Case Study: University of East Anglia's New HPC System Open For Use

Feb 05, 2016

The University of East Anglia is continuing its quest to bring supercomputing research power to greater numbers of ‘non-traditional’ research users by investing in a powerful new High Performance Computing (HPC) system to sit at the heart of its HPC service.

The system marks the University’s second new HPC system in four years - and, like its predecessor, can be easily scaled and expanded in the coming months through a framework agreement to match rapidly increasing demand for compute power, says the Uni. 

Chris Collins, Head of Research and Computing Support at the University of East Anglia, says: “We've long recognised the benefits of HPC to multiple disciplines of research, and after getting funding for this in 2010, we've been conscious of the need to get more 'non-traditional' HPC users on board.

"We scaled that system continually because of demand, and now we’re replacing it with a more powerful system, as we're keen to add to our existing 500 research users.”

The new system, designed and integrated by HPC, big data and analytics integrator OCF, is made up of Fujitsu Primergy servers with IBM’s Platform 4.2 cluster management tool.

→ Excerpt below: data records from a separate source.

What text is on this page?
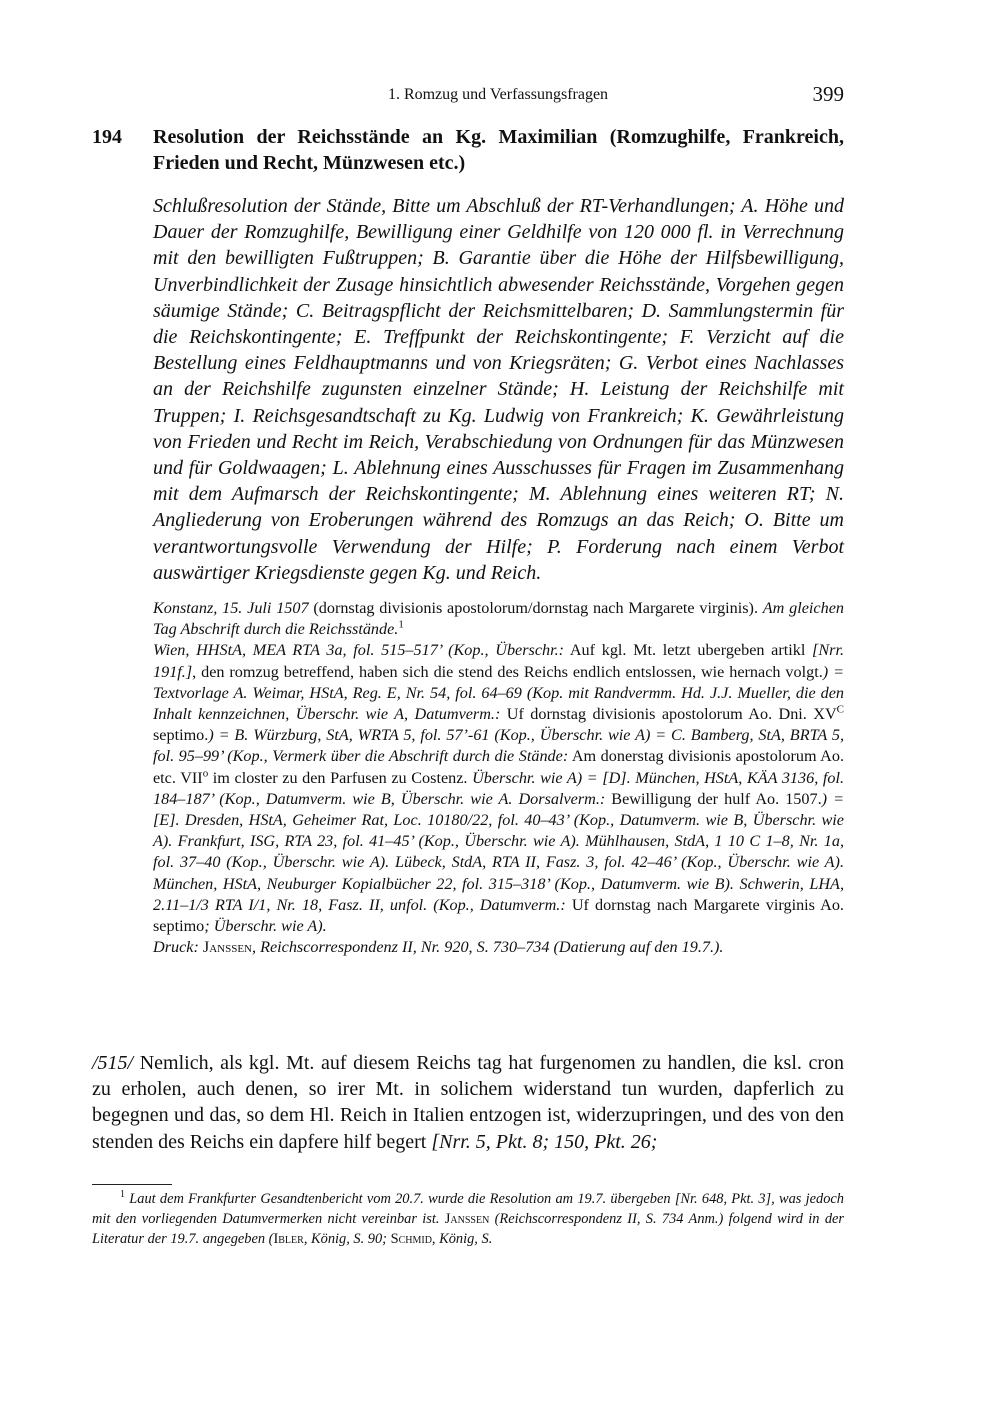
1. Romzug und Verfassungsfragen	399
194 Resolution der Reichsstände an Kg. Maximilian (Romzughilfe, Frankreich, Frieden und Recht, Münzwesen etc.)
Schlußresolution der Stände, Bitte um Abschluß der RT-Verhandlungen; A. Höhe und Dauer der Romzughilfe, Bewilligung einer Geldhilfe von 120 000 fl. in Verrechnung mit den bewilligten Fußtruppen; B. Garantie über die Höhe der Hilfsbewilligung, Unverbindlichkeit der Zusage hinsichtlich abwesender Reichsstände, Vorgehen gegen säumige Stände; C. Beitragspflicht der Reichsmittelbaren; D. Sammlungstermin für die Reichskontingente; E. Treffpunkt der Reichskontingente; F. Verzicht auf die Bestellung eines Feldhauptmanns und von Kriegsräten; G. Verbot eines Nachlasses an der Reichshilfe zugunsten einzelner Stände; H. Leistung der Reichshilfe mit Truppen; I. Reichsgesandtschaft zu Kg. Ludwig von Frankreich; K. Gewährleistung von Frieden und Recht im Reich, Verabschiedung von Ordnungen für das Münzwesen und für Goldwaagen; L. Ablehnung eines Ausschusses für Fragen im Zusammenhang mit dem Aufmarsch der Reichskontingente; M. Ablehnung eines weiteren RT; N. Angliederung von Eroberungen während des Romzugs an das Reich; O. Bitte um verantwortungsvolle Verwendung der Hilfe; P. Forderung nach einem Verbot auswärtiger Kriegsdienste gegen Kg. und Reich.
Konstanz, 15. Juli 1507 (dornstag divisionis apostolorum/dornstag nach Margarete virginis). Am gleichen Tag Abschrift durch die Reichsstände.$^1$
Wien, HHStA, MEA RTA 3a, fol. 515–517’ (Kop., Überschr.: Auf kgl. Mt. letzt ubergeben artikl [Nrr. 191f.], den romzug betreffend, haben sich die stend des Reichs endlich entslossen, wie hernach volgt.) = Textvorlage A. Weimar, HStA, Reg. E, Nr. 54, fol. 64–69 (Kop. mit Randvermm. Hd. J.J. Mueller, die den Inhalt kennzeichnen, Überschr. wie A, Datumverm.: Uf dornstag divisionis apostolorum Ao. Dni. $XV^C$ septimo.) = B. Würzburg, StA, WRTA 5, fol. 57’-61 (Kop., Überschr. wie A) = C. Bamberg, StA, BRTA 5, fol. 95–99’ (Kop., Vermerk über die Abschrift durch die Stände: Am donerstag divisionis apostolorum Ao. etc. VII$^o$ im closter zu den Parfusen zu Costenz. Überschr. wie A) = [D]. München, HStA, KÄA 3136, fol. 184–187’ (Kop., Datumverm. wie B, Überschr. wie A. Dorsalverm.: Bewilligung der hulf Ao. 1507.) = [E]. Dresden, HStA, Geheimer Rat, Loc. 10180/22, fol. 40–43’ (Kop., Datumverm. wie B, Überschr. wie A). Frankfurt, ISG, RTA 23, fol. 41–45’ (Kop., Überschr. wie A). Mühlhausen, StdA, 1 10 C 1–8, Nr. 1a, fol. 37–40 (Kop., Überschr. wie A). Lübeck, StdA, RTA II, Fasz. 3, fol. 42–46’ (Kop., Überschr. wie A). München, HStA, Neuburger Kopialbücher 22, fol. 315–318’ (Kop., Datumverm. wie B). Schwerin, LHA, 2.11–1/3 RTA I/1, Nr. 18, Fasz. II, unfol. (Kop., Datumverm.: Uf dornstag nach Margarete virginis Ao. septimo; Überschr. wie A).
Druck: Janssen, Reichscorrespondenz II, Nr. 920, S. 730–734 (Datierung auf den 19.7.).
/515/ Nemlich, als kgl. Mt. auf diesem Reichs tag hat furgenomen zu handlen, die ksl. cron zu erholen, auch denen, so irer Mt. in solichem widerstand tun wurden, dapferlich zu begegnen und das, so dem Hl. Reich in Italien entzogen ist, widerzupringen, und des von den stenden des Reichs ein dapfere hilf begert [Nrr. 5, Pkt. 8; 150, Pkt. 26;
$^1$ Laut dem Frankfurter Gesandtenbericht vom 20.7. wurde die Resolution am 19.7. übergeben [Nr. 648, Pkt. 3], was jedoch mit den vorliegenden Datumvermerken nicht vereinbar ist. Janssen (Reichscorrespondenz II, S. 734 Anm.) folgend wird in der Literatur der 19.7. angegeben (Ibler, König, S. 90; Schmid, König, S.
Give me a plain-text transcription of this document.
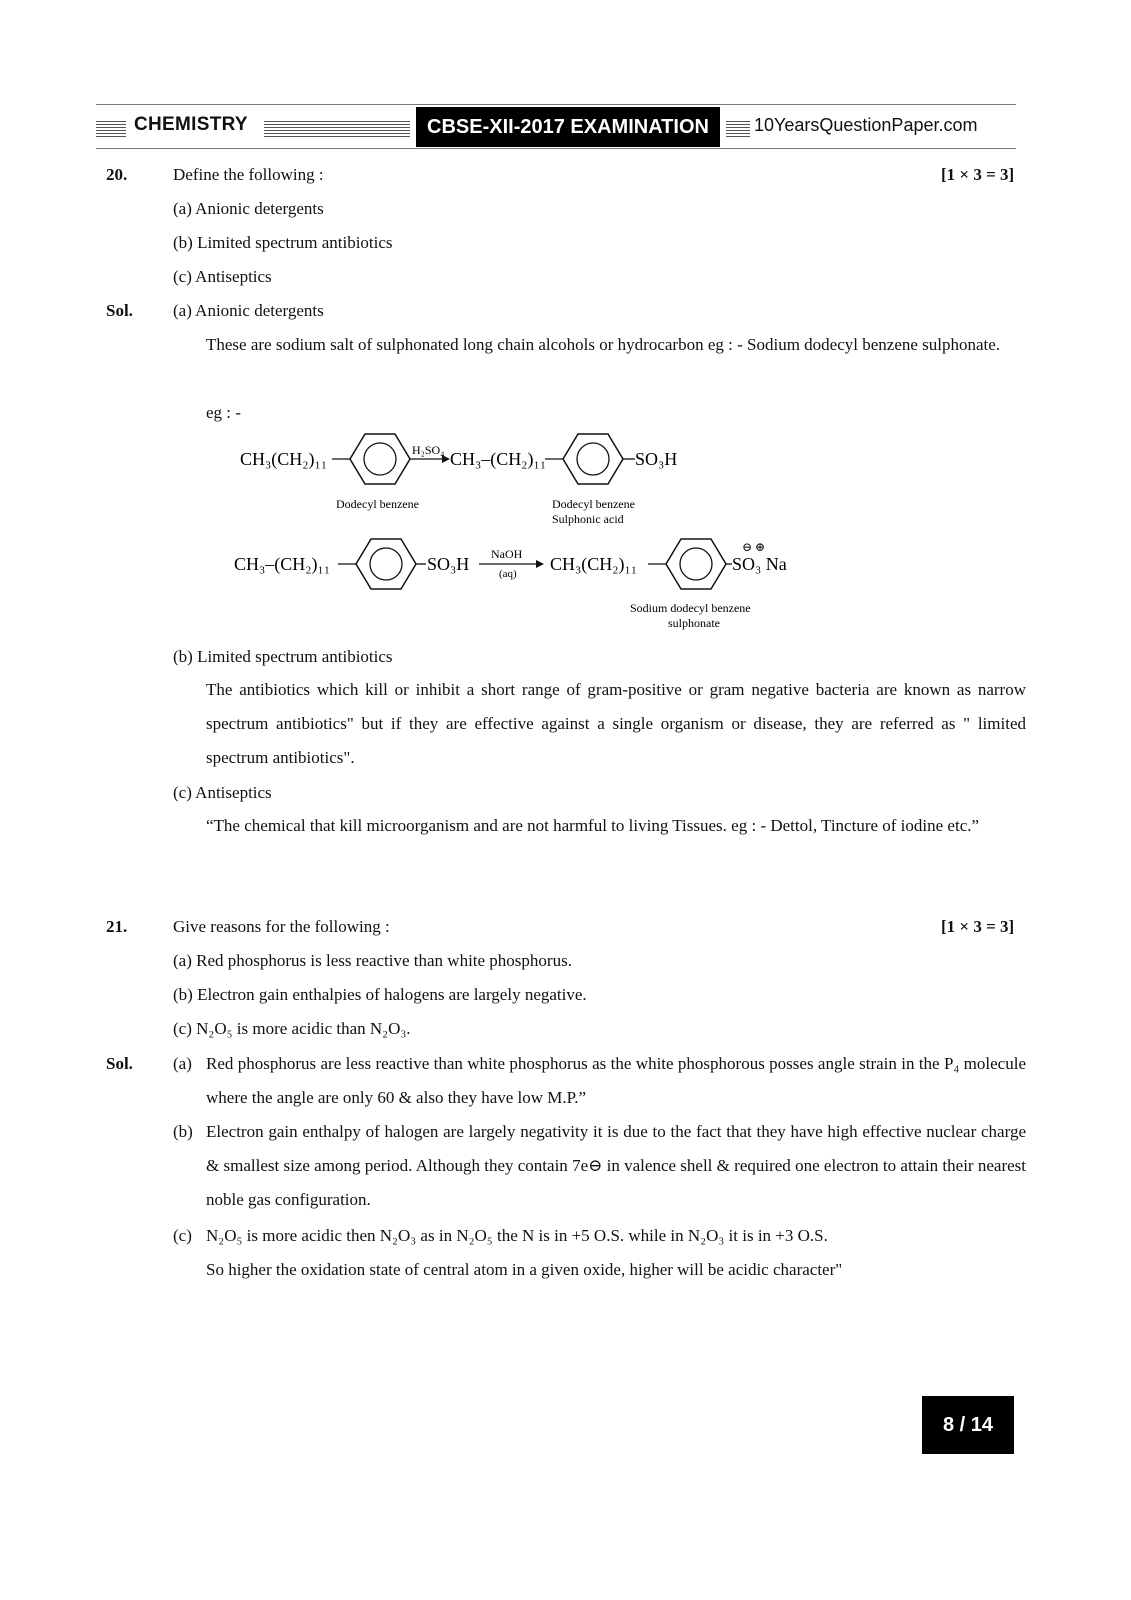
CHEMISTRY	CBSE-XII-2017 EXAMINATION	10YearsQuestionPaper.com
20.	Define the following :	[1 × 3 = 3]
(a) Anionic detergents
(b) Limited spectrum antibiotics
(c) Antiseptics
Sol. (a) Anionic detergents
These are sodium salt of sulphonated long chain alcohols or hydrocarbon eg : - Sodium dodecyl benzene sulphonate.
eg : -
CH₃(CH₂)₁₁	H₂SO₄ CH₃–(CH₂)₁₁	SO₃H
Dodecyl benzene	Dodecyl benzene
Sulphonic acid
CH₃–(CH₂)₁₁	SO₃H NaOH
(aq) CH₃(CH₂)₁₁	SO₃ Na
⊖ ⊕
Sodium dodecyl benzene
sulphonate
(b) Limited spectrum antibiotics
The antibiotics which kill or inhibit a short range of gram-positive or gram negative bacteria are known as narrow spectrum antibiotics" but if they are effective against a single organism or disease, they are referred as " limited spectrum antibiotics".
(c) Antiseptics
“The chemical that kill microorganism and are not harmful to living Tissues. eg : - Dettol, Tincture of iodine etc.”
21.	Give reasons for the following :	[1 × 3 = 3]
(a) Red phosphorus is less reactive than white phosphorus.
(b) Electron gain enthalpies of halogens are largely negative.
(c) N₂O₅ is more acidic than N₂O₃.
Sol. (a) Red phosphorus are less reactive than white phosphorus as the white phosphorous posses angle strain in the P₄ molecule where the angle are only 60 & also they have low M.P.”
(b) Electron gain enthalpy of halogen are largely negativity it is due to the fact that they have high effective nuclear charge & smallest size among period. Although they contain 7e⊖ in valence shell & required one electron to attain their nearest noble gas configuration.
(c) N₂O₅ is more acidic then N₂O₃ as in N₂O₅ the N is in +5 O.S. while in N₂O₃ it is in +3 O.S.
So higher the oxidation state of central atom in a given oxide, higher will be acidic character"
8 / 14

The array integrates with the University’s existing IBM SAN storage system with IBM Spectrum Scale )formerly GPFS), though some of the newer hardware from the University’s old cluster will be migrated over to the new HPC environment by OCF during the next few weeks.

When done that will mean nearly 6,600 cores available to researchers at the University by early 2016, which means HPC users from not just 'the usual suspects' of climate change, bioinformatics, computational chemistry, environmental sciences and computing, but also new disciplines like teams in its medical, business school and Economics departments.

A research group from the School of Computing, for example, is currently piloting the new HPC system to investigate a computational comparison of varying algorithms - being able to runhalf a million jobs in the first few weeks.

The Fujitsu cluster will be housed across the University’s two data centres, while the migration process will also involve moving around 800 different applications that cater for the diverse usage of the HPC system across the University’s departments. 

Mostly Open Source, UEA's HPC apps stack it also includes some central licenses for commercial software, a range of bioinformatics tools, and other applications such as MATLAB, R and Python.

For Collins, “It is important for us to respond to changing demands for HPC within the University. Regular University funding over the past four years has meant that we can be forward thinking and can plan our resource growth more effectively. This worked with our previous cluster in 2011 and now, with our second, we can work with OCF to purchase and install new hardware, so we can scale the HPC service when required.

"Our investment is more targeted and cost effective on an on-going basis," he added.

The University plans to expand the HPC system with further hardware purchases before July 2016.